Il mourut un peu trop tard, perdu de dettes, et ne se doutant même pas qu'il avait mangé sa considération en même temps que ses rentes.

J'allai à l'enterrement, où j'étais à peu près seul.

J'y vis pourtant deux dames voilées de noir et dont je ne distinguai point les visages.

Toutes deux avaient l'air jeune: ni l'une ni l'autre ne pouvait être la baronne à qui je reprochai cette absence en moi-même.

D'ailleurs, leur mise était si modeste, pour ne pas dire si pauvre, que je les pris pour les dernières hôtesses de ce brave baron, qui n'enrichissait jamais les maisons où il logeait.
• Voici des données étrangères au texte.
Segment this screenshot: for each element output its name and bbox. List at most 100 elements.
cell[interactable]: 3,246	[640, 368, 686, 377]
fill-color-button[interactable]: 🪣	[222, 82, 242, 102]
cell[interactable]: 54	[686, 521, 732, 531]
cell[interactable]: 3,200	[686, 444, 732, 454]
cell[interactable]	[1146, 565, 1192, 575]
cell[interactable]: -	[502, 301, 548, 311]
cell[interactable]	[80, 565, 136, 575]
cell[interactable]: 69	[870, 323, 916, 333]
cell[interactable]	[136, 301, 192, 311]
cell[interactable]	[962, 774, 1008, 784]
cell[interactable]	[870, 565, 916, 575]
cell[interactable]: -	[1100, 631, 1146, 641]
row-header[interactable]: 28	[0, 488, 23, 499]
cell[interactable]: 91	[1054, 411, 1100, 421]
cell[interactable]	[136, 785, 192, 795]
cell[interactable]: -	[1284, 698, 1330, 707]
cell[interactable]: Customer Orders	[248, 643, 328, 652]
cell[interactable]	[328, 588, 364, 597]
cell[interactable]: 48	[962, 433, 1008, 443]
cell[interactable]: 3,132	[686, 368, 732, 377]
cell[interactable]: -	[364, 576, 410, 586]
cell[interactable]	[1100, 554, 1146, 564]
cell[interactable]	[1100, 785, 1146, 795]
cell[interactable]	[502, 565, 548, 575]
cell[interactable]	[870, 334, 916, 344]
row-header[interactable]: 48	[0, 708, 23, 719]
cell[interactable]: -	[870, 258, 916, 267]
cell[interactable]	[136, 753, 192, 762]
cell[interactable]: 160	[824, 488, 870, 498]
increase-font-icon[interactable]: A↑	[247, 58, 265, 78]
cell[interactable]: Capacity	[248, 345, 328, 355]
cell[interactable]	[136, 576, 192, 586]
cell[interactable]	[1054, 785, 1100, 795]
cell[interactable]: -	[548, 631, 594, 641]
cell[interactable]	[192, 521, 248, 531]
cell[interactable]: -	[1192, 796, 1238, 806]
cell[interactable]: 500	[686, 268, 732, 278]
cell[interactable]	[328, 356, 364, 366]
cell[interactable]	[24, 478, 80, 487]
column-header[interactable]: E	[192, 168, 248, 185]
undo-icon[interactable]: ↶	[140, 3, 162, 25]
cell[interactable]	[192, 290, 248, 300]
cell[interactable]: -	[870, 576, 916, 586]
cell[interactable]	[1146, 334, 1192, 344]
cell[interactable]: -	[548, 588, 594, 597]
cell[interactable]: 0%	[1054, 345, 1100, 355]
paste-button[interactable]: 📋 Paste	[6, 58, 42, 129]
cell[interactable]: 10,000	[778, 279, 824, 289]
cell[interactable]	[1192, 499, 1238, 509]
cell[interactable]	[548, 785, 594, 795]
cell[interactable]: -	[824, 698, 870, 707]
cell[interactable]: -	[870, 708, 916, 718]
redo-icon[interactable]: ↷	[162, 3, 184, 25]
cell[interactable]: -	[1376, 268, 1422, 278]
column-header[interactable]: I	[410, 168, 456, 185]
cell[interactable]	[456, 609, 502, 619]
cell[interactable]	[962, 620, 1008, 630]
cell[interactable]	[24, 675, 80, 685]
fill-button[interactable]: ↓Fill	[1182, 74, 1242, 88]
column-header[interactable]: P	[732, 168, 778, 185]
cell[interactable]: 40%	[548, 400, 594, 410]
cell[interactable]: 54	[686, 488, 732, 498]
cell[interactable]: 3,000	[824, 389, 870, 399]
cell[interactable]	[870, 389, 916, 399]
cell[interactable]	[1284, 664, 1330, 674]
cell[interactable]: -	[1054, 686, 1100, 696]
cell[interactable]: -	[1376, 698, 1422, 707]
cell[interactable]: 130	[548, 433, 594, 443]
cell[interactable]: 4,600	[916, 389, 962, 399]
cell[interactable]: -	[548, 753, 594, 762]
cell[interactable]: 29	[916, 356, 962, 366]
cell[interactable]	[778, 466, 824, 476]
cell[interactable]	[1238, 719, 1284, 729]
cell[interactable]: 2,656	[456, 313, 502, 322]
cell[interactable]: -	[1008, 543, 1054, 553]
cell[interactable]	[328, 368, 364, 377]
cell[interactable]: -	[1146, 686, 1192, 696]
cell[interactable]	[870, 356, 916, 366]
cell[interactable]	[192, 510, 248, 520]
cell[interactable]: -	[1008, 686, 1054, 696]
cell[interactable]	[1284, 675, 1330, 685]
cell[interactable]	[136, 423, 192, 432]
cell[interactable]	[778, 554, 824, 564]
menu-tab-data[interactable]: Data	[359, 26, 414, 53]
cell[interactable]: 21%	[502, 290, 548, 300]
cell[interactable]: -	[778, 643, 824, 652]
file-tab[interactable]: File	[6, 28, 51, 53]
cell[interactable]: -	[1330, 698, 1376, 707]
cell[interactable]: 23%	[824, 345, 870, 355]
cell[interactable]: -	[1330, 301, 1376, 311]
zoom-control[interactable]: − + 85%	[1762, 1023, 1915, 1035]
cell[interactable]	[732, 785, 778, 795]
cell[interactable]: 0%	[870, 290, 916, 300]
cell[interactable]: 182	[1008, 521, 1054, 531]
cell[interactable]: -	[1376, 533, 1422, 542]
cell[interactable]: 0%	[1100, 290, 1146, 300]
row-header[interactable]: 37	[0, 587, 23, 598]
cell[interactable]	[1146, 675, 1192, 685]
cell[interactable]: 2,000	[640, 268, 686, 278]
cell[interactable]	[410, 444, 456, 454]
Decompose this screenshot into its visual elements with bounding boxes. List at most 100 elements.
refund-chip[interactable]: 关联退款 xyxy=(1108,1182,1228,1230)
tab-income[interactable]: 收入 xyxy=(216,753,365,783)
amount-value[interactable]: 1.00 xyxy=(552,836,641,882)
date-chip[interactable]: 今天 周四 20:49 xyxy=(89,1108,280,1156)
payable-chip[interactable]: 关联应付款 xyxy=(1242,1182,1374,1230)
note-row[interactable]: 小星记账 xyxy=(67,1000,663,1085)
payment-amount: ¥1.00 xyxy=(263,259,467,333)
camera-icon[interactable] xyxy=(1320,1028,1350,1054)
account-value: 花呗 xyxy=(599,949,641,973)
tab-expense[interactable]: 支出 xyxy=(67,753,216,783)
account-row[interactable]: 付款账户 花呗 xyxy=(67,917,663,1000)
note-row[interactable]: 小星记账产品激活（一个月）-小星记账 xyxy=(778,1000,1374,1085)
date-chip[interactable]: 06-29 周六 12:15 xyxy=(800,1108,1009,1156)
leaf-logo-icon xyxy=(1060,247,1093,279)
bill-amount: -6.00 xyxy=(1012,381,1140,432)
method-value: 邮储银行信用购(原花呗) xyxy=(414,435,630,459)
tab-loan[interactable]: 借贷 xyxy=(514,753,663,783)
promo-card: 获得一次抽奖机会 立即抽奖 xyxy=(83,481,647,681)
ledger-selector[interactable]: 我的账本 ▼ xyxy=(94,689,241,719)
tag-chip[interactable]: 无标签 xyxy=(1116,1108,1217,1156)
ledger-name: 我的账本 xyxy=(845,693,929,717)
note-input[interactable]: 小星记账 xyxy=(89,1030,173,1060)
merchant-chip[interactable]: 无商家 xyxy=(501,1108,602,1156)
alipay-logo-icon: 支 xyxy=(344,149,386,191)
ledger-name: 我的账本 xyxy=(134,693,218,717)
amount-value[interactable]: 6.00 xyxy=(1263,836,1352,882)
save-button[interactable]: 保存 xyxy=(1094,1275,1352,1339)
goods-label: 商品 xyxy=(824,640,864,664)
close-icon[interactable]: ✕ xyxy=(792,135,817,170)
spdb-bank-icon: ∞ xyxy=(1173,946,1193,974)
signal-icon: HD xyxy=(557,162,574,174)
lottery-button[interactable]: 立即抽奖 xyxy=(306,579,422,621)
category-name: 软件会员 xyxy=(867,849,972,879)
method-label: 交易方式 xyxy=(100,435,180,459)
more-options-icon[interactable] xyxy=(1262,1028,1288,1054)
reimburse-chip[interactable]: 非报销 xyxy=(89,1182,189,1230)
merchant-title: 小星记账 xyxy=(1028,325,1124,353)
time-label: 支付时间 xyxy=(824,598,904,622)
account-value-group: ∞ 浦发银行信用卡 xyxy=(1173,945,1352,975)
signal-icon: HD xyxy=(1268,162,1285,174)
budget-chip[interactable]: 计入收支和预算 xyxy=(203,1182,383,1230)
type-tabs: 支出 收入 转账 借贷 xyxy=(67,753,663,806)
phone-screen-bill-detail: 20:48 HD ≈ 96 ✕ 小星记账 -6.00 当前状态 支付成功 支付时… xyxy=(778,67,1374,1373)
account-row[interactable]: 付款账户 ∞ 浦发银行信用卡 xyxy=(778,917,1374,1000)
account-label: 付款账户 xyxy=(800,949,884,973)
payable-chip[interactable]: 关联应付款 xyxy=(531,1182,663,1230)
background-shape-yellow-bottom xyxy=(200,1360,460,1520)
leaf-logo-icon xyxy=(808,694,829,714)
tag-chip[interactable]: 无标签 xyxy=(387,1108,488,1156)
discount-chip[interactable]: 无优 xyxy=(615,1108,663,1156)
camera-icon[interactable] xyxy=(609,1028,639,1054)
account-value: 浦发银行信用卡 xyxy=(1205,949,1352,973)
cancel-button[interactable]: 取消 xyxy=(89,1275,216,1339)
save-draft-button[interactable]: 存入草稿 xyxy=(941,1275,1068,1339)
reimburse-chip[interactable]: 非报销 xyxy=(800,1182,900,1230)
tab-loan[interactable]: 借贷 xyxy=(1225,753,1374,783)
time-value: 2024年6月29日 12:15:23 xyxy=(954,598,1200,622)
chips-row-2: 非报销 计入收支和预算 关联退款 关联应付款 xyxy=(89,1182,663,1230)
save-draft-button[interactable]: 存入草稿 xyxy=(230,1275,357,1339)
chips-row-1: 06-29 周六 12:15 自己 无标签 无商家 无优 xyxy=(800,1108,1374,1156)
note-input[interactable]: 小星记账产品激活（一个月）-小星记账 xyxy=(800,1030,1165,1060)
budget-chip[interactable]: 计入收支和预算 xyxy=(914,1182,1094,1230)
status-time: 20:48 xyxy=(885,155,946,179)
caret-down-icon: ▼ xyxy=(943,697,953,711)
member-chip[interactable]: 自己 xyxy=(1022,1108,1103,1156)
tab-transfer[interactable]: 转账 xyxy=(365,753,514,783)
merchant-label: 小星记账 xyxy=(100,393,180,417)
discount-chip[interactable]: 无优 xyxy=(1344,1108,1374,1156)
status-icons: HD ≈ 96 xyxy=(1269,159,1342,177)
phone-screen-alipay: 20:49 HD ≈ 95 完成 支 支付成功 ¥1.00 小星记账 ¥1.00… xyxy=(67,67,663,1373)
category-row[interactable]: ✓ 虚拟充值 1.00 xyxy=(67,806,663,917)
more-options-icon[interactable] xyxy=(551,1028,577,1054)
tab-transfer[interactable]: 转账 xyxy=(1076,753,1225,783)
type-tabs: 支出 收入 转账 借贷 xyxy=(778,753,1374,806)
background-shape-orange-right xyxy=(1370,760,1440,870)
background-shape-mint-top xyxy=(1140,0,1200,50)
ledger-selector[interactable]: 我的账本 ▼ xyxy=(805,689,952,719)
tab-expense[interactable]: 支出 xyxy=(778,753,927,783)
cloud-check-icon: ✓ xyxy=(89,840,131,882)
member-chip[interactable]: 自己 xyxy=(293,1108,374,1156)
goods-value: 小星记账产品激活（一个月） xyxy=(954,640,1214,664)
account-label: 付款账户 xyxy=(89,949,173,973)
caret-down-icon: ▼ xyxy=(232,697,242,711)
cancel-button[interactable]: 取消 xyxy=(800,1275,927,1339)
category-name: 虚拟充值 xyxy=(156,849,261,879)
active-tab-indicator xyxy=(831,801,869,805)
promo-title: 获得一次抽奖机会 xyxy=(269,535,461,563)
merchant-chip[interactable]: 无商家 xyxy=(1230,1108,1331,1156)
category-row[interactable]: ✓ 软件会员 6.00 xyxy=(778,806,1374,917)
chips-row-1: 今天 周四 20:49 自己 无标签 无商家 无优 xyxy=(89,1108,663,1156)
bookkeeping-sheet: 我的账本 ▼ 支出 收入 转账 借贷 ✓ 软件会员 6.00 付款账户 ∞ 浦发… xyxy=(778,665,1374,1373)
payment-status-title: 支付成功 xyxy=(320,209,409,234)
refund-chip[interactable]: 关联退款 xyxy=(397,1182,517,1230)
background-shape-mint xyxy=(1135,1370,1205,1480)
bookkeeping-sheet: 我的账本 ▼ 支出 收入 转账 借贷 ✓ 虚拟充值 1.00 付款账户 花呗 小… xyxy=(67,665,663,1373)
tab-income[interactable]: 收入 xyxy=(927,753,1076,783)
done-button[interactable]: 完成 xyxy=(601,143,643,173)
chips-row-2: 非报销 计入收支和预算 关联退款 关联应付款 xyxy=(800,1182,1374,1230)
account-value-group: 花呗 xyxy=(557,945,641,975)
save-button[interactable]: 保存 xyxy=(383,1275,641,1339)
Je venais d'être nommé substitut du procureur impérial. Quelques mois aprés, il m'arriva de conclure à l'audience contre Mme veuve Péry de Marannes, qui avait frappé opposition sur un reliquat de rentes dont les arrérages étaient échus postérieurement à la mort du baron.

Les créanciers du défunt réclamaient naturellement la somme.

Mon avis exprimé était de droit strict. Je ne pouvais conclure autrement, mais j'éprouvai une impression très pénible au cours de la plaidoirie, en apprenant que la pauvre vieille veuve—elle n'avait pu rajeunir depuis le temps où le baron la chargeait d'années—était ruinée complètement. Le soir du jugement, Mme la marquise Olympe de Chambray, pour qui j'avais gardé une respectueuse admiration, après son mariage, me dit:

—Lucien, vous vous êtes fait aujourd'hui une ennemie mortelle d'une très jolie femme, ma cousine à la mode de Bretagne, Mme la baronne Péry de Marannes.